Bu saldırının görgü tanıklarından birinin ifadelerine göre saldırı benzerlerinden farklıydı. Adı açıklanmayan görgü tanığı, “Yer deprem oluyormuşçasına sallandı. Gördüğüm en büyük yıkımdı. Bir anne ve iki çocuğu bir evde hayatını kaybetti. Genç bir çift de bir başka evde. Gençler daha bir hafta önce evlenmişti.” ifadelerini kullandı. Raporda, vurulan bu bölgede de herhangi bir askerî tesisin bulunmadığı vurgulandı.
Hastaneler de Hedef Alındı!
Rapora göre Rusya saldırılarında vurulan hedefler arasında, uluslararası hukuka göre özel koruma altında bulunan ve saldırılması “savaş suçu” teşkil eden hastaneler de yer aldı. Raporda, Rusya’nın İdlib’de Sermin hastanesine yönelik saldırısıyla ilgili görgü tanığı ifadelerine yer verildi.
Görgü tanıklarının saldırı öncesinde herhangi bir uçak görmediği ve duymadığı belirtilirken, bunun saldırının çok daha sofistike bir silahla yapıldığını gösterdiği kaydedildi.
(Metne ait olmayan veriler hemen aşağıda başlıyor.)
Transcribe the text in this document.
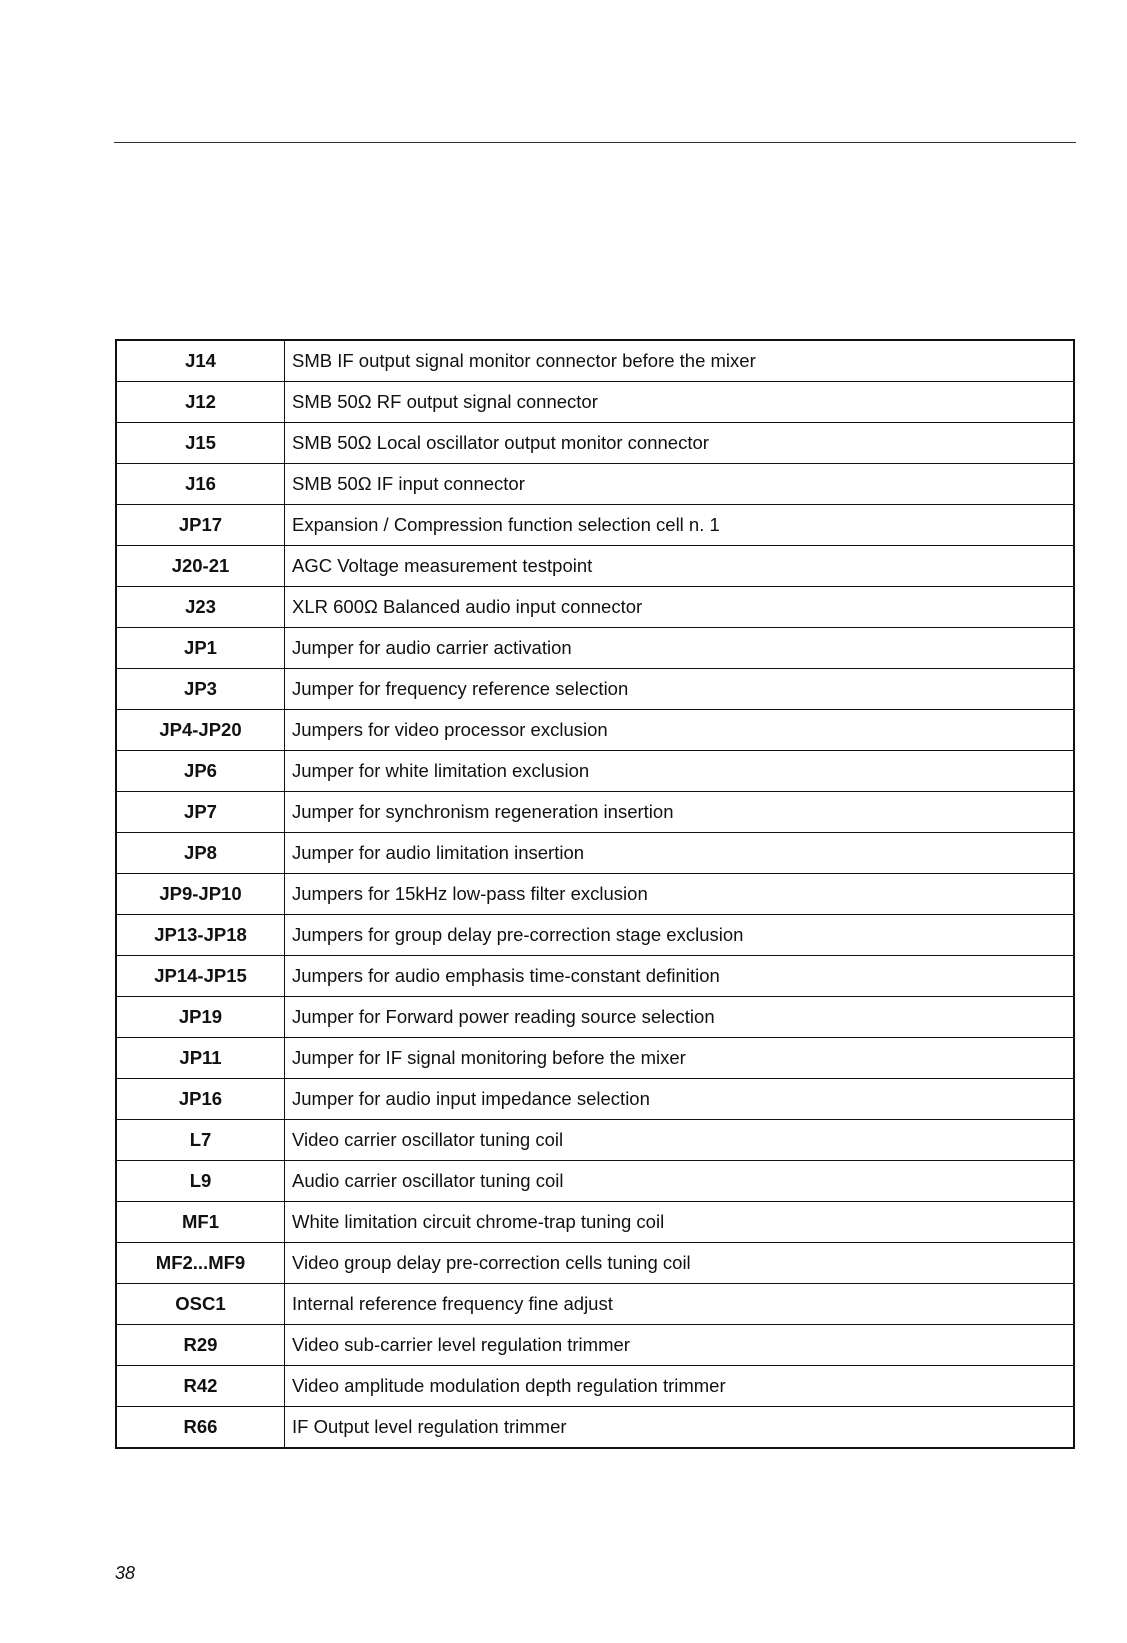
J14	SMB IF output signal monitor connector before the mixer
J12	SMB 50Ω RF output signal connector
J15	SMB 50Ω Local oscillator output monitor connector
J16	SMB 50Ω IF input connector
JP17	Expansion / Compression function selection cell n. 1
J20-21	AGC Voltage measurement testpoint
J23	XLR 600Ω Balanced audio input connector
JP1	Jumper for audio carrier activation
JP3	Jumper for frequency reference selection
JP4-JP20	Jumpers for video processor exclusion
JP6	Jumper for white limitation exclusion
JP7	Jumper for synchronism regeneration insertion
JP8	Jumper for audio limitation insertion
JP9-JP10	Jumpers for 15kHz low-pass filter exclusion
JP13-JP18	Jumpers for group delay pre-correction stage exclusion
JP14-JP15	Jumpers for audio emphasis time-constant definition
JP19	Jumper for Forward power reading source selection
JP11	Jumper for IF signal monitoring before the mixer
JP16	Jumper for audio input impedance selection
L7	Video carrier oscillator tuning coil
L9	Audio carrier oscillator tuning coil
MF1	White limitation circuit chrome-trap tuning coil
MF2...MF9	Video group delay pre-correction cells tuning coil
OSC1	Internal reference frequency fine adjust
R29	Video sub-carrier level regulation trimmer
R42	Video amplitude modulation depth regulation trimmer
R66	IF Output level regulation trimmer
38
Rusya Başka Câmînin Fotoğrafını Kullandı
Raporda 1 Ekim’de Idlib’teki Ömer Bin el-Ketib Câmîi'ne yönelik saldırı sonrasında Rusyalı yetkililerin verdiği tepkilerin bu ülkenin saldırılara yönelik eleştirilere karşı kullanmaya hazır olduğu taktiklerle ilgili ciddi sorulara yol açtığı ifade edildi.
Saldırı ile ilgili haberlerin ve fotoğrafların ortaya çıkmasının ardından Rusyalı yetkililerin bunu “uydurma” diye nitelendirdiği ve câmînin zarar görmediğini iddia eden ederek bazı fotoğraflar paylaştıkları hatırlatılan raporda, Rusyalıların yayımladığı fotoğrafların başka bir câmîye ait olduğu dile getirildi.
Raporda, Rusyalı yetkililerin bu girişimi “el çabukluğu” olarak nitelendirilirken, “Bu davranış Rusya’nın Suriye’deki ihlaller ile ilgili soruşturmalara iyi niyetle yaklaştıklarına inanmayı güçleştiriyor.” denildi.
Söz konusu raporda, Rusya’ya ait bir savaş uçağının Türk Hava Kuvvetleri tarafından düşürülmesinden bu yana Rusya Savunma Bakanlığı’nın Suriye’deki operasyonları ile ilgili paylaştığı bilginin daha da azaldığı kaydedildi.